Réseaux de franchise : l’instance de dialogue a vu le jour !
24 août 2017
Introduite par amendement au cours de l’examen du projet de loi relatif au travail, à la modernisation du dialogue social et à la sécurisation des parcours professionnels (loi n°2016-1088 du 8 août 2016), la disposition initiale prévoyait, outre la mise en place d’une instance de dialogue social dans les réseaux de franchise, une mesure de la représentativité syndicale et la possibilité de négocier des accords collectifs à ce niveau.
Ce projet de texte a suscité une vive polémique et provoqué une importante campagne de mobilisation des professionnels qui y ont vu une remise en cause du principe d’indépendance entre franchiseur et franchisé. S’en est suivi une modification du texte et la suppression de certaines des dispositions particulièrement contestées. Reste que si ses prérogatives ont été sensiblement réduites, l’article 64 de la loi du 8 août 2016 prévoit la mise en place d’une instance de dialogue social dans les réseaux de franchise d’au moins 300 salariés demeure.
Déclaré conforme à la Constitution (Cons. constit., n°2016-736 DC, 4 août 2016), ce dispositif est entré en vigueur après la publication, le 6 mai dernier, du décret nécessaire à son application (n°2017-773 du 4 mai 2017).

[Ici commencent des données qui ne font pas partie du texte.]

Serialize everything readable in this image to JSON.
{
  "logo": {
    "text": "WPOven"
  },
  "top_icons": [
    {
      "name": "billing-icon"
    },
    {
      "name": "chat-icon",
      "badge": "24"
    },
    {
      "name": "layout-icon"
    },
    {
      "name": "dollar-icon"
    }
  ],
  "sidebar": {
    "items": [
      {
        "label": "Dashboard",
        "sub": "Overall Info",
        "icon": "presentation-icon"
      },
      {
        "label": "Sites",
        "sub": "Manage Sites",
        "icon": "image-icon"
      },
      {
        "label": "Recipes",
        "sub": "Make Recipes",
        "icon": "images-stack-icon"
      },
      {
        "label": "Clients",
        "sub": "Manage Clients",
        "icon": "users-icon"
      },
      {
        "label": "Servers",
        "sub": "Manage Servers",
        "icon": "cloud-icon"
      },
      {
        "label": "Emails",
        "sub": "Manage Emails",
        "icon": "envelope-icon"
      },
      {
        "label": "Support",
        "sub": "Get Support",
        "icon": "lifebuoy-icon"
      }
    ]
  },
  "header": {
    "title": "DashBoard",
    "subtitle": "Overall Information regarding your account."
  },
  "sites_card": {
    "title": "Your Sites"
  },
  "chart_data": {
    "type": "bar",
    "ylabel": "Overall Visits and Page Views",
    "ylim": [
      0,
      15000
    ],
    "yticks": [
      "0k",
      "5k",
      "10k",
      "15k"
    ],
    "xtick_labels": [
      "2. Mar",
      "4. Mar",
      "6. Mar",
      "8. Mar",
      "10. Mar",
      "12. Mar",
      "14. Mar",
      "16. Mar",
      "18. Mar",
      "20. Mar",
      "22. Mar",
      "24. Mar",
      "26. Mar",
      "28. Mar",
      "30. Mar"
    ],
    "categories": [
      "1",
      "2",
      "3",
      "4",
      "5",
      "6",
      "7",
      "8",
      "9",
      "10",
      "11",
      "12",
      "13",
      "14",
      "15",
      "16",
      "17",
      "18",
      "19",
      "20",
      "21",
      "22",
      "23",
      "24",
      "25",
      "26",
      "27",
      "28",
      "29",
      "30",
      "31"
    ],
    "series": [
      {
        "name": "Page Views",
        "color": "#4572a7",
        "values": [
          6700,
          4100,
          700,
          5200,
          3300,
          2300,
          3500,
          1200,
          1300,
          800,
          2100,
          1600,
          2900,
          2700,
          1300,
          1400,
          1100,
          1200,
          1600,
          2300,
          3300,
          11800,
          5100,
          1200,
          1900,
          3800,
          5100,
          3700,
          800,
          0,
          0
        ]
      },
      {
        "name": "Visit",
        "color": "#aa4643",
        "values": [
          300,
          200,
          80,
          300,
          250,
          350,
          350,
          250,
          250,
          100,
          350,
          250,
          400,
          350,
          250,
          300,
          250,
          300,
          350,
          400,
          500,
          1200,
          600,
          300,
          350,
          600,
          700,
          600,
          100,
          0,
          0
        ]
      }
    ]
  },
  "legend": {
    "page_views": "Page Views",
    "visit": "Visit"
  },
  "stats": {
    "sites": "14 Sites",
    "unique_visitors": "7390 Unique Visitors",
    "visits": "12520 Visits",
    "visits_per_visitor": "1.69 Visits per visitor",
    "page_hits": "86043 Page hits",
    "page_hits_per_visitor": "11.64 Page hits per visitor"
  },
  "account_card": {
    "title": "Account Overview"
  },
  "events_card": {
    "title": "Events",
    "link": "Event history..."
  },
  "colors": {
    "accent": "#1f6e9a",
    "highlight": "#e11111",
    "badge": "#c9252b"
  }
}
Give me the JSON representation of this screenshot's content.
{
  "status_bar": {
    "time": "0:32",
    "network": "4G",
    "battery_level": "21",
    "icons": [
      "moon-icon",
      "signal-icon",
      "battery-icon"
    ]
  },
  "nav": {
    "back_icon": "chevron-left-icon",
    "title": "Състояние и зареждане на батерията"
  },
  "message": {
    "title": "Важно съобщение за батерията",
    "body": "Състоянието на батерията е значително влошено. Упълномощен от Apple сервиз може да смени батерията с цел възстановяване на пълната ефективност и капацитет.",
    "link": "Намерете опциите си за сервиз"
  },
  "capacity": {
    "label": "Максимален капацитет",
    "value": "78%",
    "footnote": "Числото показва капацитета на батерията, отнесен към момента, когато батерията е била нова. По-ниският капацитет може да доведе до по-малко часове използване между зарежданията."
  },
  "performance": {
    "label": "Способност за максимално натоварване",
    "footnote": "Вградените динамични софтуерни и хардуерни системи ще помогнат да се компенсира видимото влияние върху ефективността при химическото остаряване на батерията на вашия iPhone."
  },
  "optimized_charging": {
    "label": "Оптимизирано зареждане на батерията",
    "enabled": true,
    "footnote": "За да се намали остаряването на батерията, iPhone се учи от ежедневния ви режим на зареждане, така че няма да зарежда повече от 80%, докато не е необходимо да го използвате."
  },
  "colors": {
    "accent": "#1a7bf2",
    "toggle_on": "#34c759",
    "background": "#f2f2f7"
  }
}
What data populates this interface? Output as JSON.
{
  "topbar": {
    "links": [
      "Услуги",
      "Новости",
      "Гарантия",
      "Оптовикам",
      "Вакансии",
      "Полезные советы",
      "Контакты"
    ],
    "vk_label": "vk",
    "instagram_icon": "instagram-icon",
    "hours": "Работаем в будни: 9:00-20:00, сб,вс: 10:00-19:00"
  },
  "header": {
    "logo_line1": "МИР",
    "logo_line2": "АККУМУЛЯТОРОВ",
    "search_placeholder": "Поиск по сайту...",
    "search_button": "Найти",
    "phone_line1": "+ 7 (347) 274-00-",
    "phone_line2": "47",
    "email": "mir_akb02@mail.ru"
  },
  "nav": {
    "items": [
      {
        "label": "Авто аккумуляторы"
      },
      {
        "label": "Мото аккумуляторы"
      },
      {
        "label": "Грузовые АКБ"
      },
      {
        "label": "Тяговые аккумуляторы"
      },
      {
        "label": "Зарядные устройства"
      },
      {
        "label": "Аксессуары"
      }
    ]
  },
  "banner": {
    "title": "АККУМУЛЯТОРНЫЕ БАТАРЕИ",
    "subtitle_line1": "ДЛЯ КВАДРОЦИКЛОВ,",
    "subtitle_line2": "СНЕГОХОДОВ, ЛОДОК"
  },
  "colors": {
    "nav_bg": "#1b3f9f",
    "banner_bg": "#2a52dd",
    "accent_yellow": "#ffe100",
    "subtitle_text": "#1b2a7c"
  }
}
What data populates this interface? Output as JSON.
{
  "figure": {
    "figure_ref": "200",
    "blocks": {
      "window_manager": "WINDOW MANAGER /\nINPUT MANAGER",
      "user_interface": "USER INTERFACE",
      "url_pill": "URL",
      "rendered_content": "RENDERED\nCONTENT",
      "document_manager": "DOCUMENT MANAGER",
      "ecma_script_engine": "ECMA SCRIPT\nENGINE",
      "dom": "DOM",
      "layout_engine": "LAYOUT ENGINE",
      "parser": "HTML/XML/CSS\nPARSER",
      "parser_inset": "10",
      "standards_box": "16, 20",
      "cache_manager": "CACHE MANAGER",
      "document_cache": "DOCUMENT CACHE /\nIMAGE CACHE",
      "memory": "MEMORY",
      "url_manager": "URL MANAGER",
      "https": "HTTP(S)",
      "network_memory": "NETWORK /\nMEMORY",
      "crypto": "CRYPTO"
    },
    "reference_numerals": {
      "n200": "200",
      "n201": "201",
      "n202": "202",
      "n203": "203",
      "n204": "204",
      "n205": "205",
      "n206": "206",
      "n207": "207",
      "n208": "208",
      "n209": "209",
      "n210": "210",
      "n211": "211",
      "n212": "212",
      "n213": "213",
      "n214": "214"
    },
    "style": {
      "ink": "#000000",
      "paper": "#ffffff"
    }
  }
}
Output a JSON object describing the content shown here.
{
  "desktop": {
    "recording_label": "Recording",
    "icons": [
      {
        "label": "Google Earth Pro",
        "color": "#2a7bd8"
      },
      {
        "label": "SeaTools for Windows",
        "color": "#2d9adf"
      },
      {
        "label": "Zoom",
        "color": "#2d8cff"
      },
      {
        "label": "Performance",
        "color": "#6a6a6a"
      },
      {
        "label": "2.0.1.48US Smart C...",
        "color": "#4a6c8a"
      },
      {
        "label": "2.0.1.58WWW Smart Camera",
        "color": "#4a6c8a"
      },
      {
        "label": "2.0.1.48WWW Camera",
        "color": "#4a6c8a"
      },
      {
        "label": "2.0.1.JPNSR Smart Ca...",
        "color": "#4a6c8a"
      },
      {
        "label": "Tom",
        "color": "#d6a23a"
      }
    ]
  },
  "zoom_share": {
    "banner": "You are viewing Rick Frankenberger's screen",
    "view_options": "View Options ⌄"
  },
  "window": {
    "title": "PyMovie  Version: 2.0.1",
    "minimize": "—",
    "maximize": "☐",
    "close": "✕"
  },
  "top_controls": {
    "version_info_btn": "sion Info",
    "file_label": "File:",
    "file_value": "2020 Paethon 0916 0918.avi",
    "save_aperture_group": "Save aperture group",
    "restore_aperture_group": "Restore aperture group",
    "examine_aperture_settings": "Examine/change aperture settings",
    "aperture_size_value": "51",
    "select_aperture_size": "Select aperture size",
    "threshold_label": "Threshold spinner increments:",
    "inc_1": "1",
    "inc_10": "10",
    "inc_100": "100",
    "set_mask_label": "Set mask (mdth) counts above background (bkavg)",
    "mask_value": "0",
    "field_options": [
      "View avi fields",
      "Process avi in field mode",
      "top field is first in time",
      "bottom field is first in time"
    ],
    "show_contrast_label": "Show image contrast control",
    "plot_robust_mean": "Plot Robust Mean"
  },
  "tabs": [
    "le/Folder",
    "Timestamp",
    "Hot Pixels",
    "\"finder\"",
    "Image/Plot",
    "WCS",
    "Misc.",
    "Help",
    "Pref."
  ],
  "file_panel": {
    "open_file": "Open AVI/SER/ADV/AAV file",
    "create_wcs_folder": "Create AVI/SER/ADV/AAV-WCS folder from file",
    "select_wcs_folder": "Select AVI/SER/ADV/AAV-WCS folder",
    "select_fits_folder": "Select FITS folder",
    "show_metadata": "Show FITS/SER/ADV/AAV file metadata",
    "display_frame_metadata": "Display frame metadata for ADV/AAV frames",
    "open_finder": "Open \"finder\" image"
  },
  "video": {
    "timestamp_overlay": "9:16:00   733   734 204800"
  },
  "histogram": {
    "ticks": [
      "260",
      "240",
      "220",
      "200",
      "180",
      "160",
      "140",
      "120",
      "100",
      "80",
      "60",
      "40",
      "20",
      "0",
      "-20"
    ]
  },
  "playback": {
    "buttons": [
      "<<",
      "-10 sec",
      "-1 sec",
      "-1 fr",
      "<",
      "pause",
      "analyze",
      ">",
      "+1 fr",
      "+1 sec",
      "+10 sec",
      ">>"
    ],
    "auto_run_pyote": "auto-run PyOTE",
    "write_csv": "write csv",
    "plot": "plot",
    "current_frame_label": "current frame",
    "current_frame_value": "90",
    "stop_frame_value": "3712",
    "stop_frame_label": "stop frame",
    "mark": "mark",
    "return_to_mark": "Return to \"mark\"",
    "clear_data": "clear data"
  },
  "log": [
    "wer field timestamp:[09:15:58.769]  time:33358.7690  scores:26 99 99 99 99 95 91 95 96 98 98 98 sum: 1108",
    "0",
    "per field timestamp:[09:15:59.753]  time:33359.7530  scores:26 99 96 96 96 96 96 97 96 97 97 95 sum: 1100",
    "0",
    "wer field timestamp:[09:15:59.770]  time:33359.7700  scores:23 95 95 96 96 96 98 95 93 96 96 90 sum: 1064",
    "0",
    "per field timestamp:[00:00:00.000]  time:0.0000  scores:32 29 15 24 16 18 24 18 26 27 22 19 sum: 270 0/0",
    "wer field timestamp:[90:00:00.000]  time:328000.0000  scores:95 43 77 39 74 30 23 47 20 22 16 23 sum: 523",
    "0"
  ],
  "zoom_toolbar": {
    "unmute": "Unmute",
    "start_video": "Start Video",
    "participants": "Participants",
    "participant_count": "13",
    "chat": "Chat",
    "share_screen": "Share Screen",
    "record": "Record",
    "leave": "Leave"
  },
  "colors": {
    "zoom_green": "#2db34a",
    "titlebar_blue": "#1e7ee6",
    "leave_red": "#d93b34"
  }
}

La mise en place de l’instance de dialogue social
La mise en place de l’instance de dialogue social commune à l’ensemble du réseau, comprenant des représentants des franchiseurs et des franchisés et présidée par le franchiseur, suppose que les entreprises du réseau réunissent les trois conditions suivantes :
- être liées par un contrat de franchise comportant des clauses ayant un effet sur l’organisation du travail et les conditions de travail dans les entreprises franchisées ;
- comporter au moins trois cents salariés en France ;
- avoir fait l’objet d’une demande émanant d’une organisation syndicale représentative dans la branche ou ayant constitué une section syndicale dans une entreprise du réseau.
Lorsque ces conditions sont réunies, l’instance de dialogue social est en principe mise en place par accord mais le franchiseur n’est tenu d’engager la négociation que s’il a été saisi d’une demande à cet effet par tout syndicat représentatif dans la branche (ou l’une des branches) dont relèvent les entreprises du réseau ou ayant constitué une section syndicale dans une entreprise du réseau. A défaut d’accord, les modalités de mise en place de l’instance sont définies par le décret du 4 mai 2017.
La mise en place en application d’un accord
Lorsqu’une demande de négociation a été notifiée au franchiseur, celui-ci doit, si les conditions sont réunies, solliciter les organisations syndicales de branche représentatives ainsi que les entreprises franchisées employant au moins un salarié, dans les deux mois suivants la notification de la demande, en vue de la mise en place d’un groupe de négociation composé de représentants des organisations syndicales représentatives et de représentants du franchiseur et des entreprises du réseau. La négociation s’engage alors dans le mois qui suit la date de cette sollicitation.
Le contenu de l’accord porte sur la composition de l’instance, le mode de désignation de ses membres, la durée de leur mandat, la fréquence des réunions, le nombre et les modalités d’utilisation des heures octroyées aux représentants pour l’exercice de leurs missions, les dépenses de fonctionnement de l’instance ainsi que la prise en charge des frais de séjour et de déplacement.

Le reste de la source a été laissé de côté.